また私が初期臨床研修を過ごした岡山大学病院では、ARTプログラムという初期研修と大学院生活を両立できるプログラムが用意されており、それが決め手となり大学卒業と共に皮膚科入局・大学院進学に至りました。
初期研修と大学院生活の両立はさすがに当初は不安でしたが、大学院指導医の先生が無理のない院生生活を計画して下さったおかげで不安は全くの杞憂に終わりどちらも大変充実したものとなりました。

院生生活
初期研修終了後は皮膚科一般大学院生として、日々皮膚科診療に従事しながら研究を行っています。院生になることで臨床面でのスキルアップが人より遅れてしまうのではないかと少し心配もありましたが、岡山大学皮膚科では院生でも皮膚科診療に従事する時間・曜日が設定されており、他の後期研修医と特段差を感じずに済んでいます。
週に一回の病棟総回診や病理カンファレンスにももちろん参加し、基礎から臨床までの幅広い知識・知見を養える大切な場となっています。これは岩月教授の方針で、臨床と基礎研究をつなぐトレンスレーショナル・リサーチに重点を置いた大学院カリキュラムになっているからであり、本当に恵まれた環境です。

研究について
大学院では現在リンパ腫と水疱症について主に研究を行っています。スタッフ・上級医の先生方は皆とても熱心かつ優しく、困ったときにはいつでも相談できるとても温かい環境です。岩月教授自らご指導頂けることもしばしばで、マンツーマンやグループでディスカッションできるのがとても楽しいです。また研究を通じて、大学を超えて様々な諸先生方と出逢えたことは私の宝物です。

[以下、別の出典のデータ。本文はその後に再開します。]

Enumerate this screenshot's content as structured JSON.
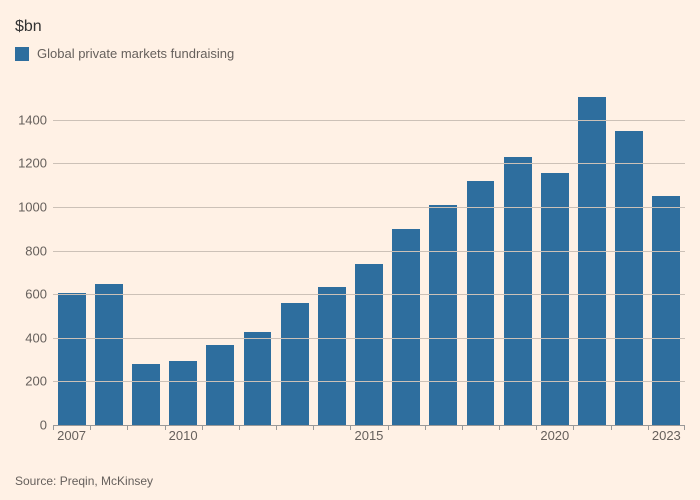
{
  "chart": {
    "type": "bar",
    "background_color": "#fff1e5",
    "subtitle": "$bn",
    "subtitle_fontsize": 16,
    "subtitle_color": "#333333",
    "legend": {
      "label": "Global private markets fundraising",
      "swatch_color": "#2e6e9e",
      "fontsize": 13,
      "text_color": "#66605c"
    },
    "bar_color": "#2e6e9e",
    "bar_width_ratio": 0.75,
    "grid_color": "#ccc1b7",
    "baseline_color": "#999999",
    "y": {
      "min": 0,
      "max": 1560,
      "tick_step": 200,
      "ticks": [
        0,
        200,
        400,
        600,
        800,
        1000,
        1200,
        1400
      ],
      "label_fontsize": 13,
      "label_color": "#66605c"
    },
    "x": {
      "label_fontsize": 13,
      "label_color": "#66605c",
      "labeled_years": [
        2007,
        2010,
        2015,
        2020,
        2023
      ]
    },
    "data": [
      {
        "year": 2007,
        "value": 605
      },
      {
        "year": 2008,
        "value": 645
      },
      {
        "year": 2009,
        "value": 280
      },
      {
        "year": 2010,
        "value": 295
      },
      {
        "year": 2011,
        "value": 365
      },
      {
        "year": 2012,
        "value": 425
      },
      {
        "year": 2013,
        "value": 560
      },
      {
        "year": 2014,
        "value": 635
      },
      {
        "year": 2015,
        "value": 740
      },
      {
        "year": 2016,
        "value": 900
      },
      {
        "year": 2017,
        "value": 1010
      },
      {
        "year": 2018,
        "value": 1120
      },
      {
        "year": 2019,
        "value": 1230
      },
      {
        "year": 2020,
        "value": 1155
      },
      {
        "year": 2021,
        "value": 1505
      },
      {
        "year": 2022,
        "value": 1350
      },
      {
        "year": 2023,
        "value": 1050
      }
    ],
    "source": "Source: Preqin, McKinsey",
    "source_fontsize": 12,
    "source_color": "#66605c"
  }
}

当初は特別な思いを抱いていなかった『研究』も今では楽しく感じており、食わず嫌いのままで終わらないで良かったな、と心から思っています。今はまだ「研究に興味なんかない」と思っている先生も食わず嫌いかもしれません。まずは一度味わってみることをお勧めしたいです。岡山大学皮膚科で一緒に充実した日々を送れる同志をいつでもお待ちしています!

文責:山口麻里

後期研修医の声

私が皮膚科への入局を決めたのは初期研修2年目の秋でした。皮膚科を選んだのは、岡山大学病院の初期研修でまわった様々な科の中で、内科学・外科学・病理学いずれにも通じている皮膚科学に魅了されたからです。

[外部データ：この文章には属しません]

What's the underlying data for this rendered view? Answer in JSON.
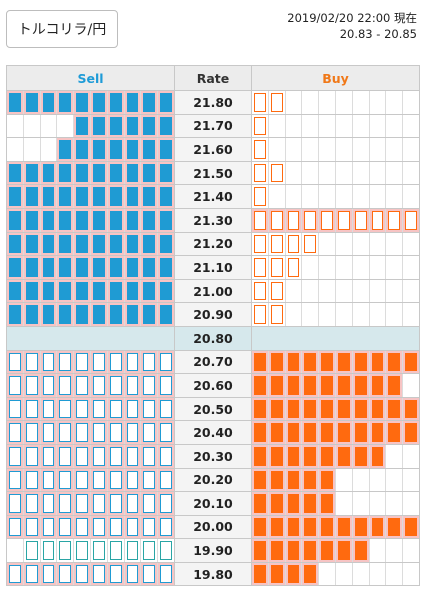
{
  "header": {
    "pair_label": "トルコリラ/円",
    "timestamp": "2019/02/20 22:00 現在",
    "range": "20.83 - 20.85"
  },
  "table": {
    "headers": {
      "sell": "Sell",
      "rate": "Rate",
      "buy": "Buy"
    },
    "columns_per_side": 10,
    "rows": [
      {
        "rate": "21.80",
        "sell": 10,
        "sell_style": "solid",
        "buy": 2,
        "buy_style": "hollow",
        "buy_pink": false
      },
      {
        "rate": "21.70",
        "sell": 6,
        "sell_style": "solid",
        "buy": 1,
        "buy_style": "hollow",
        "buy_pink": false
      },
      {
        "rate": "21.60",
        "sell": 7,
        "sell_style": "solid",
        "buy": 1,
        "buy_style": "hollow",
        "buy_pink": false
      },
      {
        "rate": "21.50",
        "sell": 10,
        "sell_style": "solid",
        "buy": 2,
        "buy_style": "hollow",
        "buy_pink": false
      },
      {
        "rate": "21.40",
        "sell": 10,
        "sell_style": "solid",
        "buy": 1,
        "buy_style": "hollow",
        "buy_pink": false
      },
      {
        "rate": "21.30",
        "sell": 10,
        "sell_style": "solid",
        "buy": 10,
        "buy_style": "hollow",
        "buy_pink": true
      },
      {
        "rate": "21.20",
        "sell": 10,
        "sell_style": "solid",
        "buy": 4,
        "buy_style": "hollow",
        "buy_pink": false
      },
      {
        "rate": "21.10",
        "sell": 10,
        "sell_style": "solid",
        "buy": 3,
        "buy_style": "hollow",
        "buy_pink": false
      },
      {
        "rate": "21.00",
        "sell": 10,
        "sell_style": "solid",
        "buy": 2,
        "buy_style": "hollow",
        "buy_pink": false
      },
      {
        "rate": "20.90",
        "sell": 10,
        "sell_style": "solid",
        "buy": 2,
        "buy_style": "hollow",
        "buy_pink": false
      },
      {
        "rate": "20.80",
        "mid": true
      },
      {
        "rate": "20.70",
        "sell": 10,
        "sell_style": "hollow",
        "buy": 10,
        "buy_style": "solid"
      },
      {
        "rate": "20.60",
        "sell": 10,
        "sell_style": "hollow",
        "buy": 9,
        "buy_style": "solid"
      },
      {
        "rate": "20.50",
        "sell": 10,
        "sell_style": "hollow",
        "buy": 10,
        "buy_style": "solid"
      },
      {
        "rate": "20.40",
        "sell": 10,
        "sell_style": "hollow",
        "buy": 10,
        "buy_style": "solid"
      },
      {
        "rate": "20.30",
        "sell": 10,
        "sell_style": "hollow",
        "buy": 8,
        "buy_style": "solid"
      },
      {
        "rate": "20.20",
        "sell": 10,
        "sell_style": "hollow",
        "buy": 5,
        "buy_style": "solid"
      },
      {
        "rate": "20.10",
        "sell": 10,
        "sell_style": "hollow",
        "buy": 5,
        "buy_style": "solid"
      },
      {
        "rate": "20.00",
        "sell": 10,
        "sell_style": "hollow",
        "buy": 10,
        "buy_style": "solid"
      },
      {
        "rate": "19.90",
        "sell": 9,
        "sell_style": "teal",
        "buy": 7,
        "buy_style": "solid"
      },
      {
        "rate": "19.80",
        "sell": 10,
        "sell_style": "hollow",
        "buy": 4,
        "buy_style": "solid"
      }
    ]
  },
  "colors": {
    "sell_accent": "#1f9bd3",
    "buy_accent": "#ff6a0f",
    "highlight_pink": "#f7c4c4",
    "current_row": "#d6e8ec"
  }
}
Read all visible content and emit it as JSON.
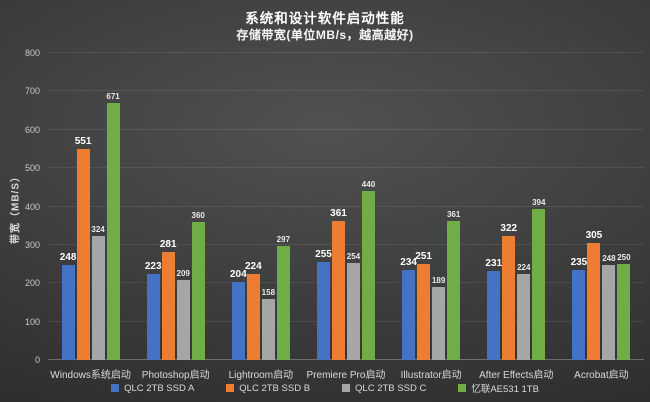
{
  "chart_data": {
    "type": "bar",
    "title": "系统和设计软件启动性能",
    "subtitle": "存储带宽(单位MB/s，越高越好)",
    "ylabel": "带宽（MB/S）",
    "xlabel": "",
    "ylim": [
      0,
      800
    ],
    "ytick_interval": 100,
    "yticks": [
      0,
      100,
      200,
      300,
      400,
      500,
      600,
      700,
      800
    ],
    "grid": true,
    "legend_position": "bottom",
    "background_theme": "dark-gradient",
    "categories": [
      "Windows系统启动",
      "Photoshop启动",
      "Lightroom启动",
      "Premiere Pro启动",
      "Illustrator启动",
      "After Effects启动",
      "Acrobat启动"
    ],
    "series": [
      {
        "name": "QLC 2TB SSD A",
        "color": "#4472C4",
        "values": [
          248,
          223,
          204,
          255,
          234,
          231,
          235
        ]
      },
      {
        "name": "QLC 2TB SSD B",
        "color": "#ED7D31",
        "values": [
          551,
          281,
          224,
          361,
          251,
          322,
          305
        ]
      },
      {
        "name": "QLC 2TB SSD C",
        "color": "#A6A6A6",
        "values": [
          324,
          209,
          158,
          254,
          189,
          224,
          248
        ]
      },
      {
        "name": "忆联AE531 1TB",
        "color": "#70AD47",
        "values": [
          671,
          360,
          297,
          440,
          361,
          394,
          250
        ]
      }
    ]
  }
}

私は元々岡山大学の出身ではなく、当初は大学の派閥などないかが心配でした。しかし医局の先生方は全国様々な大学の出身で、医局の雰囲気も堅苦しい感じはなくスタッフや上級医の先生方も熱心かつ温かく接してくれます。出身地、出身大学、研修病院といったものは全く無関係であることを実感しました。

日々の生活について紹介します。
1日は病棟回診から始まり、その後外来診療に従事し、終了後病棟業務を行っています。病棟は2,3人からなるチーム主治医制で、診療を主体的に行いながらも判断に苦慮した際には常に上級医と検討できる環境となっています。
また週に1回の総回診と組織カンファレンスがあり、皮膚病理の勉強もしっかりできます。
手術は週に3日あり、大小さまざまな手術を行っています。基本的な外科手技から始まり、リンパ節郭清や皮弁形成、植皮術などの経験もでき、皮膚外科の分野でも学ぶ機会の少ない症例も集まってきます。さらにリンパ腫を含む悪性腫瘍の患者さんに対して化学療法も行っており、一般的には腫瘍内科で診るような疾患でも自科で診ることもできます。

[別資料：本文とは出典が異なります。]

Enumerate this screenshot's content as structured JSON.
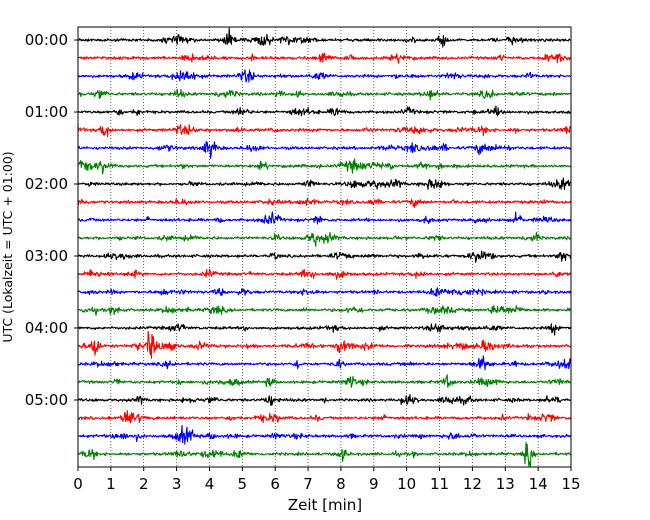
{
  "chart_data": {
    "type": "line",
    "title": "",
    "xlabel": "Zeit  [min]",
    "ylabel": "UTC (Lokalzeit = UTC + 01:00)",
    "xlim": [
      0,
      15
    ],
    "x_ticks": [
      "0",
      "1",
      "2",
      "3",
      "4",
      "5",
      "6",
      "7",
      "8",
      "9",
      "10",
      "11",
      "12",
      "13",
      "14",
      "15"
    ],
    "y_tick_labels": [
      "00:00",
      "01:00",
      "02:00",
      "03:00",
      "04:00",
      "05:00"
    ],
    "y_tick_traces": [
      0,
      4,
      8,
      12,
      16,
      20
    ],
    "trace_interval_min": 15,
    "trace_count": 24,
    "color_cycle": [
      "#000000",
      "#ff0000",
      "#0000ff",
      "#008000"
    ],
    "grid": "vertical dotted lines at each minute",
    "events": [
      {
        "trace": 17,
        "time_min": 0.5,
        "amplitude": 12
      },
      {
        "trace": 17,
        "time_min": 2.2,
        "amplitude": 14
      },
      {
        "trace": 17,
        "time_min": 8.0,
        "amplitude": 7
      },
      {
        "trace": 23,
        "time_min": 13.7,
        "amplitude": 12
      },
      {
        "trace": 10,
        "time_min": 13.4,
        "amplitude": 6
      }
    ]
  }
}
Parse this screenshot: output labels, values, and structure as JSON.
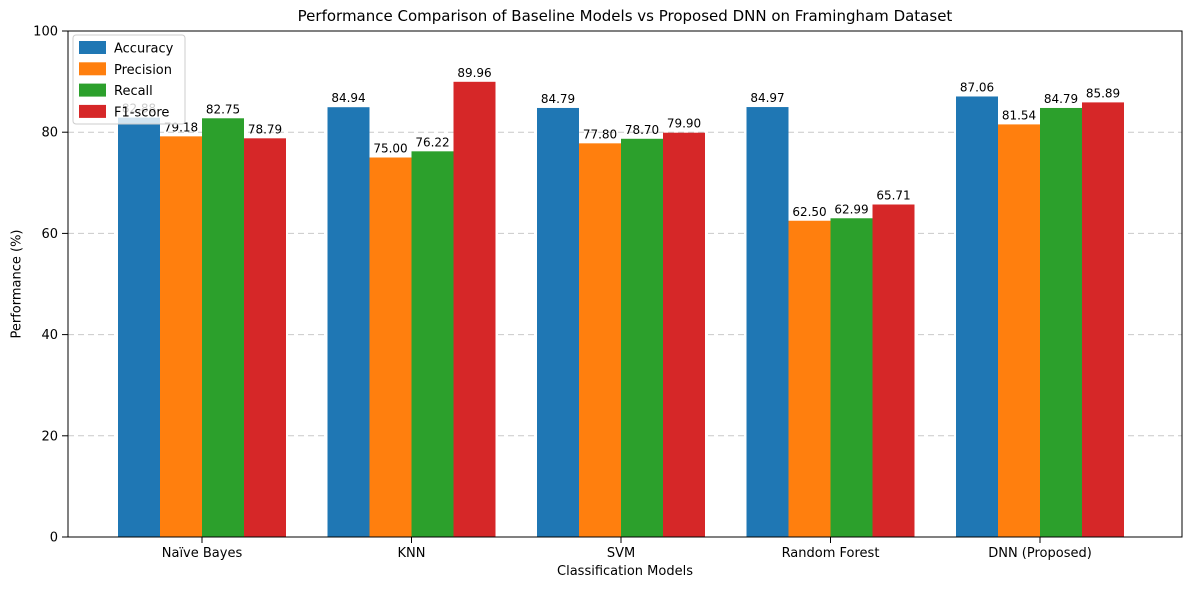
{
  "chart_data": {
    "type": "bar",
    "title": "Performance Comparison of Baseline Models vs Proposed DNN on Framingham Dataset",
    "xlabel": "Classification Models",
    "ylabel": "Performance (%)",
    "categories": [
      "Naïve Bayes",
      "KNN",
      "SVM",
      "Random Forest",
      "DNN (Proposed)"
    ],
    "series": [
      {
        "name": "Accuracy",
        "color": "#1f77b4",
        "values": [
          82.88,
          84.94,
          84.79,
          84.97,
          87.06
        ]
      },
      {
        "name": "Precision",
        "color": "#ff7f0e",
        "values": [
          79.18,
          75.0,
          77.8,
          62.5,
          81.54
        ]
      },
      {
        "name": "Recall",
        "color": "#2ca02c",
        "values": [
          82.75,
          76.22,
          78.7,
          62.99,
          84.79
        ]
      },
      {
        "name": "F1-score",
        "color": "#d62728",
        "values": [
          78.79,
          89.96,
          79.9,
          65.71,
          85.89
        ]
      }
    ],
    "ylim": [
      0,
      100
    ],
    "yticks": [
      0,
      20,
      40,
      60,
      80,
      100
    ],
    "value_label_decimals": 2,
    "grid": "horizontal-dashed",
    "grid_color": "#c9c9c9",
    "legend_position": "top-left",
    "legend_border_color": "#cccccc",
    "axis_color": "#000000"
  }
}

医局内には男性医師もたくさんいますが、全国的な皮膚科の特徴として女性医師は増加傾向にあります。当科でも子育てをしながら勤務している女性医師が多く、結婚・出産・子育てについてよく相談しているところを見かけます。女性も男性も働きやすい病院作りを目指していることもあり、女性医師はみなさん生き生きとしています。

大学病院の研修は大変な部分もありますが、大学病院だからこそ経験できる症例もあり教育に熱心な先生方ばかりです。これからも多くの経験を積み、一人前の皮膚科医を目指していきたいと思います。